Illustrating Expressive Portraits in Procreate
Maia Faddoul · Ilustrator & Designer
A working illustrator's real color-and-texture workflow for bold portrait illustration, thin on anatomy or feature-drawing instruction.
A workflow class dressed as a portrait class
Illustrating Expressive Portraits in Procreate promises a portrait tutorial but delivers something narrower and, in its way, more useful: a color and texture workflow that happens to land on a face. Maia Faddoul, an editorial illustrator whose client list includes Teen Vogue and Showtime, spends the class's ten short lessons walking through her actual studio process on a single demo piece, a stylized tribute portrait of Frida Kahlo. The choice of subject matters less than the method behind it, since the whole point of the exercise is picking someone who "inspires you" and interpreting their essence rather than tracing their features.
The strongest stretch of the course is the color palette build in lesson four. Rather than picking colors on the fly, Faddoul collects reference images (Google searches, photographed pages from Mexican folk-art books, even a random hardcover with a nice gradient), assembles them into a mosaic mood board directly on the canvas, and then hand-swatches individual colors off that mosaic with Procreate's color picker before saving the results into a named custom palette. It is a genuinely transferable technique, one that works for any subject or style, and it front-loads the hardest creative decision so the actual painting stage becomes a matter of picking from an already-cohesive set rather than second-guessing hue after hue.
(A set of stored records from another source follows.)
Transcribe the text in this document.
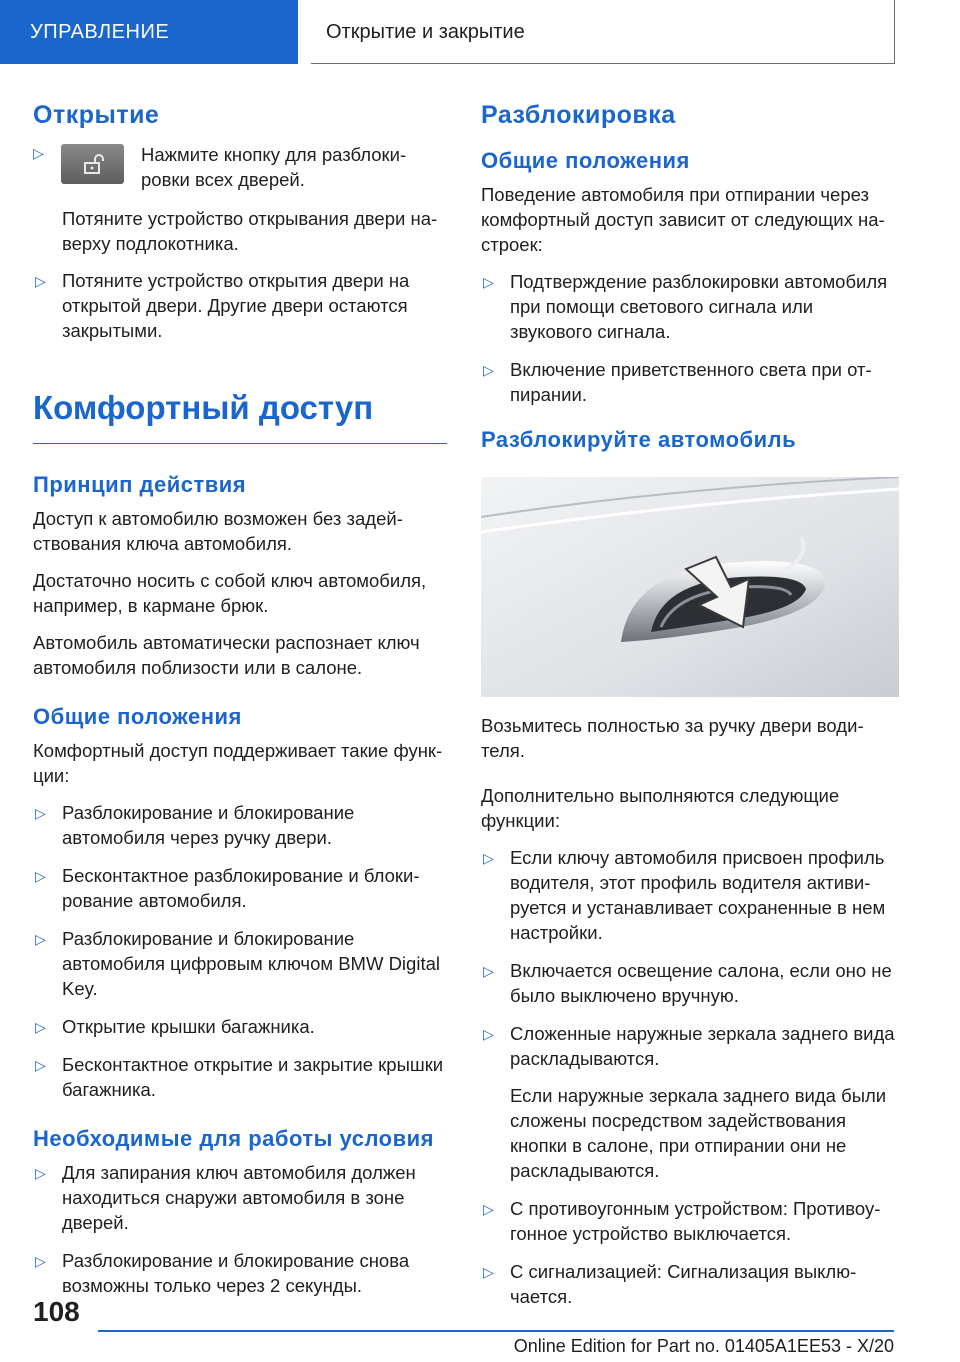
УПРАВЛЕНИЕ	Открытие и закрытие
Открытие
▷	Нажмите кнопку для разблокировки всех дверей.

Потяните устройство открывания двери наверху подлокотника.

▷ Потяните устройство открытия двери на открытой двери. Другие двери остаются закрытыми.
Комфортный доступ
Принцип действия

Доступ к автомобилю возможен без задействования ключа автомобиля.

Достаточно носить с собой ключ автомобиля, например, в кармане брюк.

Автомобиль автоматически распознает ключ автомобиля поблизости или в салоне.

Общие положения

Комфортный доступ поддерживает такие функции:

▷ Разблокирование и блокирование автомобиля через ручку двери.
▷ Бесконтактное разблокирование и блокирование автомобиля.
▷ Разблокирование и блокирование автомобиля цифровым ключом BMW Digital Key.
▷ Открытие крышки багажника.
▷ Бесконтактное открытие и закрытие крышки багажника.
Необходимые для работы условия
▷ Для запирания ключ автомобиля должен находиться снаружи автомобиля в зоне дверей.
▷ Разблокирование и блокирование снова возможны только через 2 секунды.
Разблокировка
Общие положения

Поведение автомобиля при отпирании через комфортный доступ зависит от следующих настроек:

▷ Подтверждение разблокировки автомобиля при помощи светового сигнала или звукового сигнала.
▷ Включение приветственного света при отпирании.
Разблокируйте автомобиль

Возьмитесь полностью за ручку двери водителя.

Дополнительно выполняются следующие функции:

▷ Если ключу автомобиля присвоен профиль водителя, этот профиль водителя активируется и устанавливает сохраненные в нем настройки.
▷ Включается освещение салона, если оно не было выключено вручную.
▷ Сложенные наружные зеркала заднего вида раскладываются.
Если наружные зеркала заднего вида были сложены посредством задействования кнопки в салоне, при отпирании они не раскладываются.
▷ С противоугонным устройством: Противоугонное устройство выключается.
▷ С сигнализацией: Сигнализация выключается.
108
Online Edition for Part no. 01405A1EE53 - X/20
The sketching and shading lessons that follow are less about drawing skill and more about layer management. Faddoul builds up her sketch through three or four passes, each in a different colored pencil at lowered opacity stacked on the last, refining loose gestures into a clean linework guide without ever demonstrating proportion or anatomy in any explicit way. Shading uses a repeatable trick worth learning on its own: select the base color layer, create a new layer restricted to that selection, set it to Multiply, and paint shadows freely without spilling outside the shape. It is efficient and non-destructive, and it recurs through the skin, the shirt, and the background, so it sticks by repetition alone.
Where the class runs thin is anywhere resembling instruction on drawing a face. Eyes, eyebrows, and lips are rendered quickly with commentary that amounts to "not too precise, just have fun with it," which suits an intermediate audience already comfortable with facial proportion but leaves true beginners without a scaffold. The reliance on paid True Grit texture and pattern brushes for the chalky, patterned look is disclosed but still a soft barrier, since free alternatives are only gestured at rather than demonstrated in equivalent detail.
At 69 minutes across ten lessons, this sits closer to a process demo than a structured lesson plan. Anyone hoping to improve figure drawing or facial rendering specifically will find little here. Anyone wanting to loosen up their color and texture approach in Procreate, and who already sketches with some confidence, will get a genuinely reusable palette-and-shading system out of it in under an hour.
The standout
The mood-board-to-custom-palette method, where reference photos are merged, swatched by hand, and distilled into one saved Procreate palette before any painting starts, removing color decisions from the drawing stage entirely.
What you will learn
- How to build a mood board from saved reference images and pull a custom color palette from it inside Procreate's palette tool
- A layered sketching workflow that progressively refines a rough sketch through multiple colored outline passes at lowered opacity
- How to use Select + fill layer combined with Multiply blend layers to add non-destructive shading without leaving a base color
- How to load and apply third-party texture brushes (chalk, pattern, polka-dot) to add hand-drawn grain and pattern to skin, clothing, and hair
- How to build a flat, graphic decorative background using multiply-layered texture and pattern brushes to match the portrait's palette
- How to make deliberate, stylized departures from a reference photo to capture a subject's presence rather than photographic likeness
Best for: Procreate users who already have basic sketching and app fluency and want a looser, texture-driven color workflow rather than a lesson in facial anatomy.
Skip it if: Complete beginners to Procreate or to figure drawing, since the course assumes comfort with layers, blend modes, and confident freehand sketching from the outset.